Cybercriminals behind the Maze ransomware operation are closing down their service. In September 2020, one of the most prominent players in the ransomware field had stopped attacking new targets and is now deleting the victims from its leak site, Bleeping Computer reports.

The Maze ransomware gang, which has been active since May 2019, has become the first group using so called double-extortion tactic, which involves stealing the victim’s data before encrypting the files and releasing the data if the ransom is not paid. The group’s track record includes highly recognized names such as Southwire, City of Pensacola, Canon, LG Electronics, Xerox, and others.

The double-extortion technique has quickly spread among other ransomware operations - REvil, Clop, and DoppelPaymer, to name a few, who established their own leak sites.

Last month, rumors appeared that the Maze ransomware gang is shutting down their operations. This was later confirmed to Bleeping Computer by a threat actor involved in the Barnes & Noble cyber-attack which occurred mid-October. According to the source, the Maze group had stopped encrypting new victims in September 2020, and is now trying to get the last payments from their victims.

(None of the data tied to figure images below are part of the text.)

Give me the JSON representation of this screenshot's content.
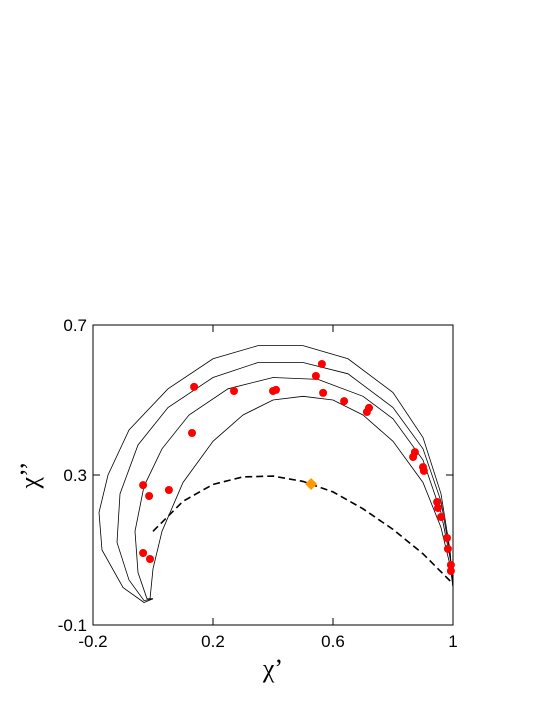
{
  "chart_data": {
    "type": "line",
    "x_label": "χ’",
    "y_label": "χ’’",
    "xlim": [
      -0.2,
      1.0
    ],
    "xticks": [
      -0.2,
      0.2,
      0.6,
      1.0
    ],
    "ylim": [
      -0.1,
      0.7
    ],
    "yticks": [
      -0.1,
      0.3,
      0.7
    ],
    "grid": false,
    "series": [
      {
        "type": "line",
        "color": "#000000",
        "dash": false,
        "x": [
          0.0,
          -0.03,
          -0.1,
          -0.17,
          -0.18,
          -0.15,
          -0.08,
          0.05,
          0.2,
          0.35,
          0.5,
          0.65,
          0.8,
          0.9,
          0.96,
          0.99,
          1.0
        ],
        "values": [
          -0.03,
          -0.04,
          0.0,
          0.1,
          0.2,
          0.3,
          0.42,
          0.53,
          0.61,
          0.645,
          0.645,
          0.61,
          0.52,
          0.4,
          0.25,
          0.1,
          0.0
        ]
      },
      {
        "type": "line",
        "color": "#000000",
        "dash": false,
        "x": [
          0.0,
          -0.03,
          -0.08,
          -0.12,
          -0.11,
          -0.05,
          0.05,
          0.2,
          0.35,
          0.5,
          0.65,
          0.8,
          0.9,
          0.96,
          0.99,
          1.0
        ],
        "values": [
          -0.03,
          -0.035,
          0.02,
          0.12,
          0.25,
          0.38,
          0.48,
          0.56,
          0.6,
          0.6,
          0.57,
          0.48,
          0.37,
          0.23,
          0.09,
          0.0
        ]
      },
      {
        "type": "line",
        "color": "#000000",
        "dash": false,
        "x": [
          0.0,
          -0.02,
          -0.05,
          -0.06,
          -0.03,
          0.03,
          0.12,
          0.25,
          0.4,
          0.55,
          0.7,
          0.8,
          0.9,
          0.96,
          0.99,
          1.0
        ],
        "values": [
          -0.03,
          -0.03,
          0.04,
          0.15,
          0.27,
          0.37,
          0.46,
          0.53,
          0.56,
          0.555,
          0.51,
          0.45,
          0.34,
          0.2,
          0.08,
          0.0
        ]
      },
      {
        "type": "line",
        "color": "#000000",
        "dash": false,
        "x": [
          0.0,
          -0.01,
          0.0,
          0.03,
          0.1,
          0.2,
          0.3,
          0.4,
          0.5,
          0.6,
          0.7,
          0.8,
          0.9,
          0.96,
          0.99,
          1.0
        ],
        "values": [
          -0.03,
          -0.03,
          0.05,
          0.15,
          0.28,
          0.39,
          0.46,
          0.5,
          0.51,
          0.5,
          0.46,
          0.39,
          0.28,
          0.16,
          0.06,
          0.0
        ]
      },
      {
        "type": "line",
        "color": "#000000",
        "dash": true,
        "x": [
          0.0,
          0.1,
          0.2,
          0.3,
          0.4,
          0.5,
          0.6,
          0.7,
          0.8,
          0.9,
          1.0
        ],
        "values": [
          0.15,
          0.23,
          0.275,
          0.295,
          0.297,
          0.283,
          0.255,
          0.21,
          0.155,
          0.09,
          0.01
        ]
      },
      {
        "type": "scatter",
        "color": "#ff0000",
        "marker": "circle",
        "x": [
          0.563,
          0.543,
          0.137,
          0.27,
          0.4,
          0.41,
          0.567,
          0.637,
          0.72,
          0.713,
          0.13,
          0.873,
          0.867,
          0.9,
          0.903,
          -0.033,
          0.053,
          -0.013,
          0.947,
          0.95,
          0.96,
          0.98,
          0.983,
          -0.033,
          -0.01,
          0.993,
          0.993
        ],
        "values": [
          0.596,
          0.564,
          0.535,
          0.524,
          0.524,
          0.527,
          0.519,
          0.497,
          0.479,
          0.468,
          0.412,
          0.361,
          0.348,
          0.321,
          0.311,
          0.273,
          0.26,
          0.244,
          0.228,
          0.212,
          0.188,
          0.132,
          0.103,
          0.092,
          0.076,
          0.06,
          0.044
        ]
      },
      {
        "type": "scatter",
        "color": "#ff9900",
        "marker": "diamond",
        "x": [
          0.527
        ],
        "values": [
          0.276
        ]
      }
    ]
  }
}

When asked for confirmation, the Maze ransomware gang said “You should wait for the press release.”

Maze has already started to remove victims that they had listed on their data leak site. At a present, there are two victims on the leak site and those who previously and had all of their data released.

However, the demise of Maze does not necessarily mean that cybercriminals involved in the ransomware operation will cease their activity. In fact, many Maze affiliates have switched over to a newer ransomware operation dubbed Egregor, which appeared in mid-September and quickly became very active.